The question is whether there was some condition of the tree of which the owner knew or should have known and without which the tree, or its limbs, would not have fallen and caused the damage in question.

This obviously does not mean that an owner must cut down all of the trees on his or her property due to the possibility that an extremely strong hurricane or other natural event may occur that will cause it to topple, but, rather, that if the tree is rotten, dying or in some other condition known to the owner which would cause it to be blown over when otherwise it would not, the owner then may be liable for the damage it causes.

This may not be easy to prove, nor should it be.
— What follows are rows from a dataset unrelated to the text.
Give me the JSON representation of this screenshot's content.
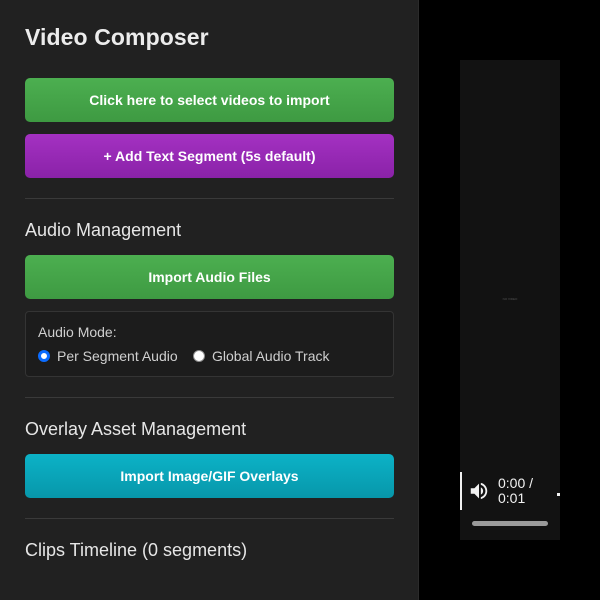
{
  "app": {
    "title": "Video Composer"
  },
  "import_videos": {
    "label": "Click here to select videos to import"
  },
  "add_text_segment": {
    "label": "+ Add Text Segment (5s default)"
  },
  "audio_management": {
    "title": "Audio Management",
    "import_label": "Import Audio Files",
    "mode_label": "Audio Mode:",
    "options": [
      {
        "label": "Per Segment Audio",
        "selected": true
      },
      {
        "label": "Global Audio Track",
        "selected": false
      }
    ]
  },
  "overlay_management": {
    "title": "Overlay Asset Management",
    "import_label": "Import Image/GIF Overlays"
  },
  "timeline": {
    "title": "Clips Timeline (0 segments)"
  },
  "preview": {
    "caption": "NO VIDEO",
    "time": "0:00 /\n0:01",
    "volume_icon": "volume-icon"
  },
  "colors": {
    "green": "#43a047",
    "purple": "#9c27b0",
    "cyan": "#00acc1",
    "radio_selected": "#0b6cff"
  }
}
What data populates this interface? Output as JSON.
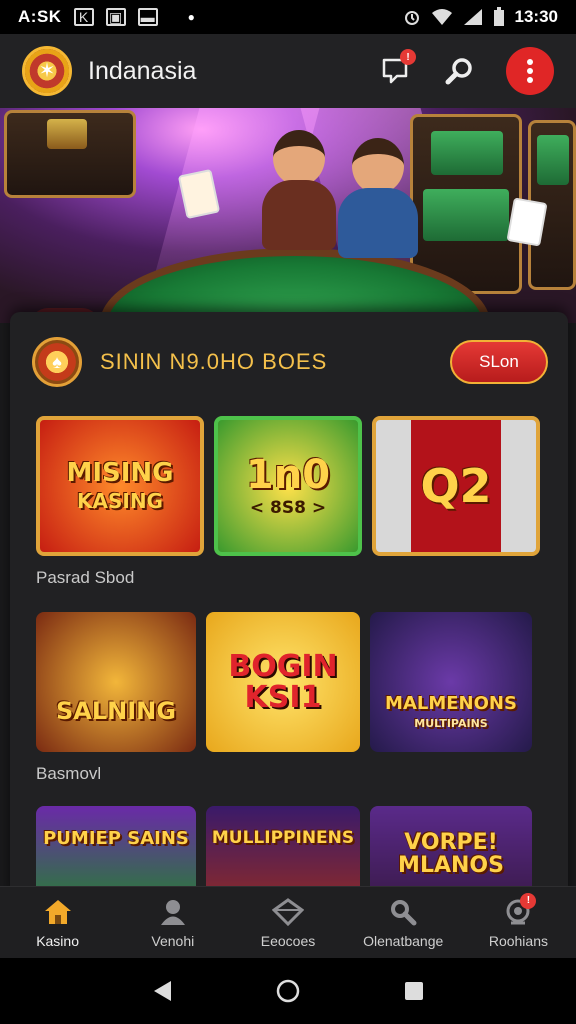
{
  "status_bar": {
    "left_time": "A:SK",
    "clock": "13:30"
  },
  "app_bar": {
    "title": "Indanasia",
    "notification_count": "!"
  },
  "section": {
    "title": "SINlN N9.0HO BOES",
    "button_label": "SLon"
  },
  "rows": [
    {
      "label": "Pasrad Sbod",
      "tiles": [
        {
          "text": "MISING",
          "sub": "KASING"
        },
        {
          "text": "1n0",
          "sub": "< 8S8 >"
        },
        {
          "text": "Q2",
          "sub": ""
        }
      ]
    },
    {
      "label": "Basmovl",
      "tiles": [
        {
          "text": "SALNING",
          "sub": ""
        },
        {
          "text": "BOGIN KSI1",
          "sub": ""
        },
        {
          "text": "MALMENONS",
          "sub": "MULTIPAINS"
        }
      ]
    },
    {
      "label": "",
      "tiles": [
        {
          "text": "PUMIEP SAINS",
          "sub": ""
        },
        {
          "text": "MULLIPPINENS",
          "sub": ""
        },
        {
          "text": "VORPE! MLANOS",
          "sub": ""
        }
      ]
    }
  ],
  "bottom_nav": [
    {
      "label": "Kasino",
      "icon": "home-icon",
      "active": true
    },
    {
      "label": "Venohi",
      "icon": "user-icon",
      "active": false
    },
    {
      "label": "Eeocoes",
      "icon": "diamond-icon",
      "active": false
    },
    {
      "label": "Olenatbange",
      "icon": "search-icon",
      "active": false
    },
    {
      "label": "Roohians",
      "icon": "support-icon",
      "active": false,
      "badge": "!"
    }
  ],
  "colors": {
    "accent_red": "#e02626",
    "gold": "#f4c04b",
    "panel_bg": "#212123"
  }
}
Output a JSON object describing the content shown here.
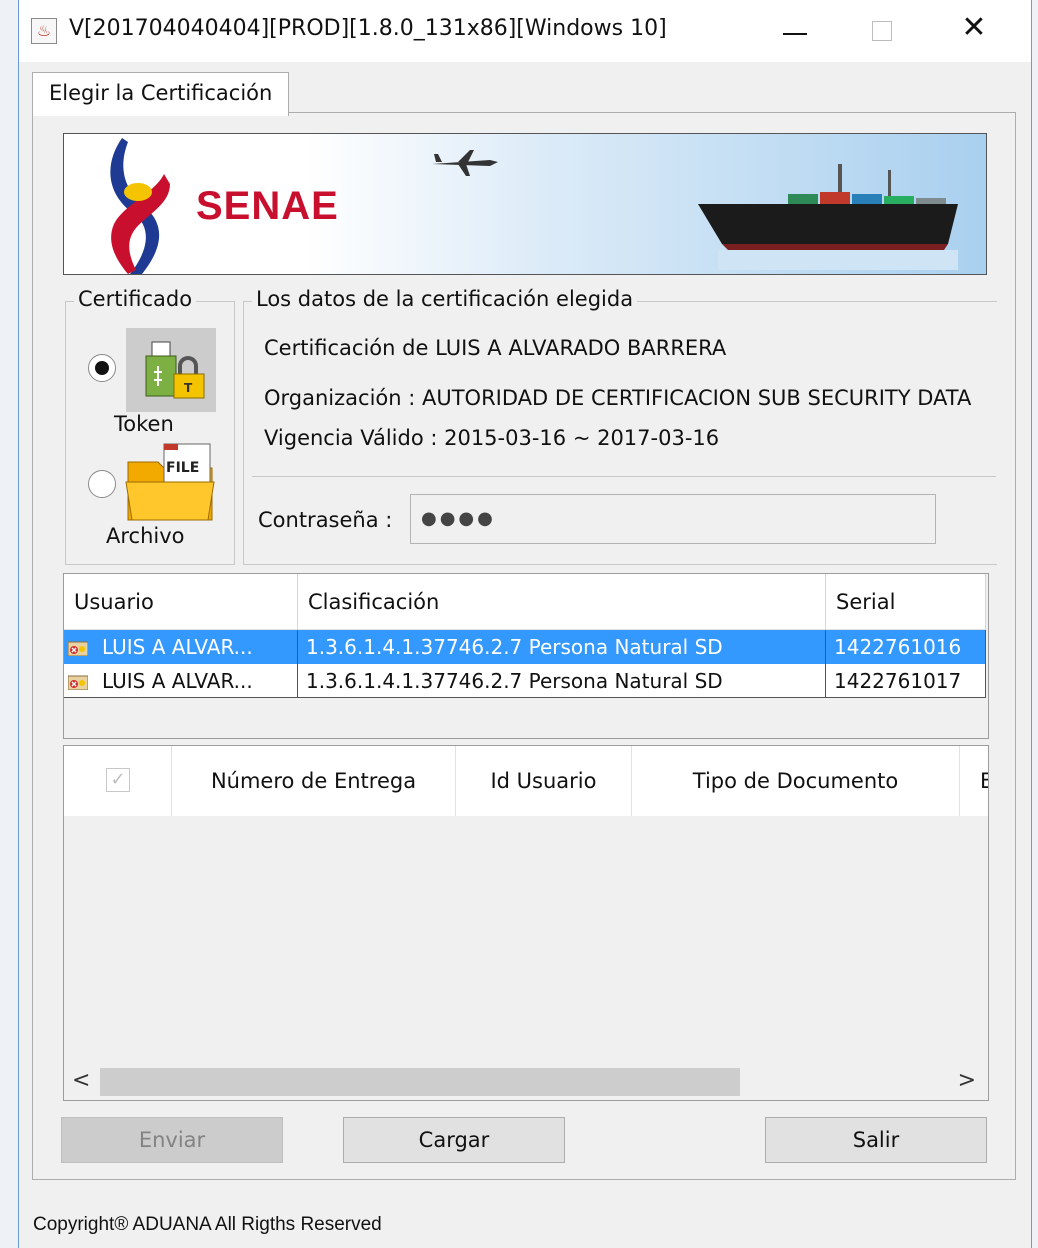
{
  "window": {
    "title": "V[201704040404][PROD][1.8.0_131x86][Windows 10]",
    "minimize_label": "—",
    "close_label": "✕"
  },
  "tab": {
    "label": "Elegir la Certificación"
  },
  "banner": {
    "logo_text": "SENAE"
  },
  "certificado_group": {
    "legend": "Certificado",
    "options": [
      {
        "label": "Token",
        "checked": true,
        "icon": "usb-token-lock-icon"
      },
      {
        "label": "Archivo",
        "checked": false,
        "icon": "file-folder-icon",
        "icon_text": "FILE"
      }
    ]
  },
  "data_group": {
    "legend": "Los datos de la certificación elegida",
    "certificacion": "Certificación de LUIS A ALVARADO BARRERA",
    "organizacion": "Organización : AUTORIDAD DE CERTIFICACION SUB SECURITY DATA",
    "vigencia": "Vigencia Válido : 2015-03-16 ~ 2017-03-16",
    "password_label": "Contraseña :",
    "password_value": "●●●●"
  },
  "cert_table": {
    "columns": [
      "Usuario",
      "Clasificación",
      "Serial"
    ],
    "rows": [
      {
        "usuario": "LUIS A ALVAR...",
        "clasificacion": "1.3.6.1.4.1.37746.2.7 Persona Natural SD",
        "serial": "1422761016",
        "selected": true
      },
      {
        "usuario": "LUIS A ALVAR...",
        "clasificacion": "1.3.6.1.4.1.37746.2.7 Persona Natural SD",
        "serial": "1422761017",
        "selected": false
      }
    ]
  },
  "entrega_table": {
    "check_glyph": "✓",
    "columns": [
      "Número de Entrega",
      "Id Usuario",
      "Tipo de Documento",
      "E"
    ],
    "scroll_left": "<",
    "scroll_right": ">"
  },
  "buttons": {
    "enviar": "Enviar",
    "cargar": "Cargar",
    "salir": "Salir"
  },
  "footer": {
    "copyright": "Copyright® ADUANA All Rigths Reserved"
  },
  "colors": {
    "selection": "#3399ff",
    "senae_red": "#c8102e",
    "window_border": "#6b9bd2"
  }
}
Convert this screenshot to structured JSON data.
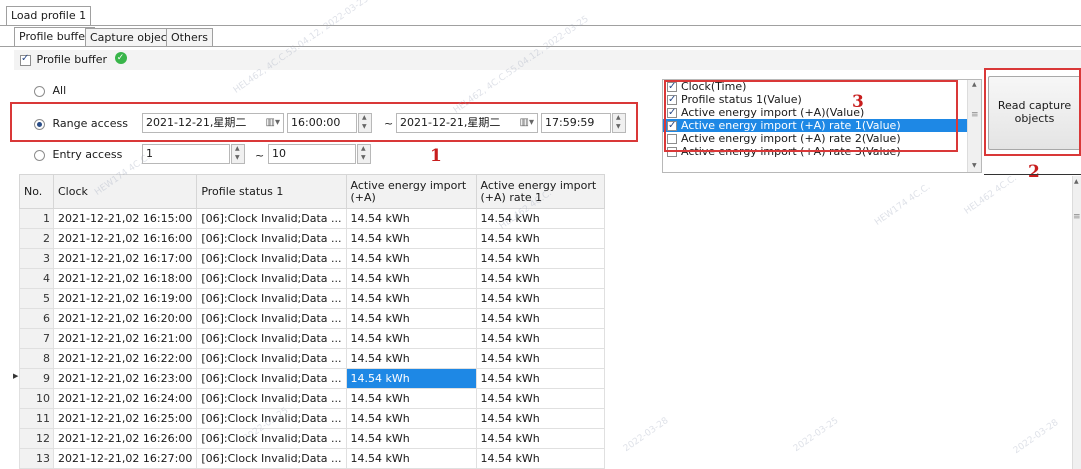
{
  "window_tab": "Load profile 1",
  "subtabs": [
    "Profile buffer",
    "Capture object",
    "Others"
  ],
  "profile_buffer_label": "Profile buffer",
  "access": {
    "all_label": "All",
    "range_label": "Range access",
    "entry_label": "Entry access",
    "range_start_date": "2021-12-21,星期二",
    "range_start_time": "16:00:00",
    "range_sep": "~",
    "range_end_date": "2021-12-21,星期二",
    "range_end_time": "17:59:59",
    "entry_start": "1",
    "entry_sep": "~",
    "entry_end": "10"
  },
  "capture_list": [
    {
      "label": "Clock(Time)",
      "checked": true,
      "selected": false
    },
    {
      "label": "Profile status 1(Value)",
      "checked": true,
      "selected": false
    },
    {
      "label": "Active energy import (+A)(Value)",
      "checked": true,
      "selected": false
    },
    {
      "label": "Active energy import (+A) rate 1(Value)",
      "checked": true,
      "selected": true
    },
    {
      "label": "Active energy import (+A) rate 2(Value)",
      "checked": false,
      "selected": false
    },
    {
      "label": "Active energy import (+A) rate 3(Value)",
      "checked": false,
      "selected": false
    }
  ],
  "read_button": {
    "line1": "Read capture",
    "line2": "objects"
  },
  "annotations": {
    "n1": "1",
    "n2": "2",
    "n3": "3"
  },
  "table": {
    "headers": [
      "No.",
      "Clock",
      "Profile status 1",
      "Active energy import (+A)",
      "Active energy import (+A) rate 1"
    ],
    "rows": [
      [
        "1",
        "2021-12-21,02 16:15:00",
        "[06]:Clock Invalid;Data ...",
        "14.54 kWh",
        "14.54 kWh"
      ],
      [
        "2",
        "2021-12-21,02 16:16:00",
        "[06]:Clock Invalid;Data ...",
        "14.54 kWh",
        "14.54 kWh"
      ],
      [
        "3",
        "2021-12-21,02 16:17:00",
        "[06]:Clock Invalid;Data ...",
        "14.54 kWh",
        "14.54 kWh"
      ],
      [
        "4",
        "2021-12-21,02 16:18:00",
        "[06]:Clock Invalid;Data ...",
        "14.54 kWh",
        "14.54 kWh"
      ],
      [
        "5",
        "2021-12-21,02 16:19:00",
        "[06]:Clock Invalid;Data ...",
        "14.54 kWh",
        "14.54 kWh"
      ],
      [
        "6",
        "2021-12-21,02 16:20:00",
        "[06]:Clock Invalid;Data ...",
        "14.54 kWh",
        "14.54 kWh"
      ],
      [
        "7",
        "2021-12-21,02 16:21:00",
        "[06]:Clock Invalid;Data ...",
        "14.54 kWh",
        "14.54 kWh"
      ],
      [
        "8",
        "2021-12-21,02 16:22:00",
        "[06]:Clock Invalid;Data ...",
        "14.54 kWh",
        "14.54 kWh"
      ],
      [
        "9",
        "2021-12-21,02 16:23:00",
        "[06]:Clock Invalid;Data ...",
        "14.54 kWh",
        "14.54 kWh"
      ],
      [
        "10",
        "2021-12-21,02 16:24:00",
        "[06]:Clock Invalid;Data ...",
        "14.54 kWh",
        "14.54 kWh"
      ],
      [
        "11",
        "2021-12-21,02 16:25:00",
        "[06]:Clock Invalid;Data ...",
        "14.54 kWh",
        "14.54 kWh"
      ],
      [
        "12",
        "2021-12-21,02 16:26:00",
        "[06]:Clock Invalid;Data ...",
        "14.54 kWh",
        "14.54 kWh"
      ],
      [
        "13",
        "2021-12-21,02 16:27:00",
        "[06]:Clock Invalid;Data ...",
        "14.54 kWh",
        "14.54 kWh"
      ]
    ]
  },
  "watermarks": [
    "HEW174 4C.C.",
    "HEL462 4C.C.",
    "2022-03-25",
    "2022-03-28",
    "HEL462, 4C.C.55.04.12, 2022-03-25"
  ]
}
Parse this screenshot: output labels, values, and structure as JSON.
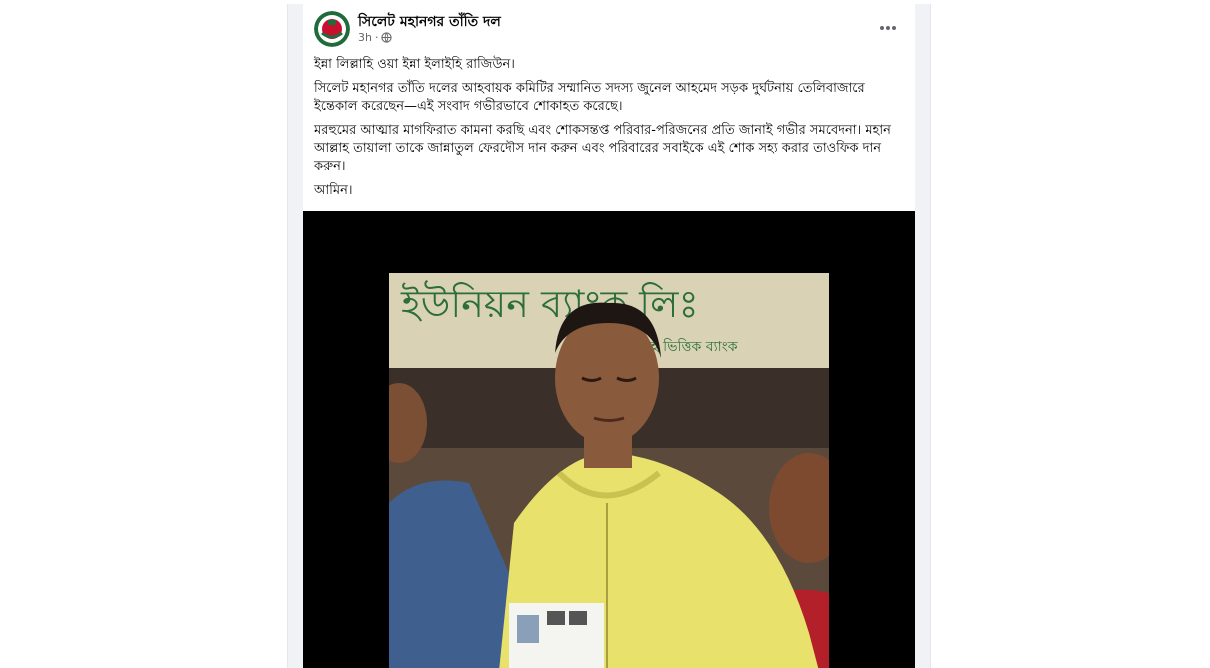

The point is simply that the person whose property is damaged during a natural event, and his or her insurer, should not unquestionably assume that it is their tough luck to have suffered damage from another’s tree or tree limbs.

Interestingly, on a related note, one Louisiana court found that the owner of a tree which fell on his neighbor’s property due to a hurricane, without any fault or negligence on his part, was nonetheless required to pay for the removal of the fallen tree.

In Allen v. Simon, 888 So.2d 1140 (La. App. 2004), the court stated: “It is important to note that the Allens are not seeking recovery for the damages to their roof, greenhouse or swimming pool. They simply are requesting reimbursement for their expenses in removing the fallen tree off their property. At the heart of this matter is the simple question of ownership.”

Since Simon, the Allens’ neighbor, owned the tree, the court concluded that he had to pay to remove it from the Allen’s property after it fell.

The lesson from these cases is simple. The law will not hold a person liable for damage caused by acts of God, but, at the same time, negligence is not excused merely because damage that could have been reasonably avoided occurs during the course of a natural event.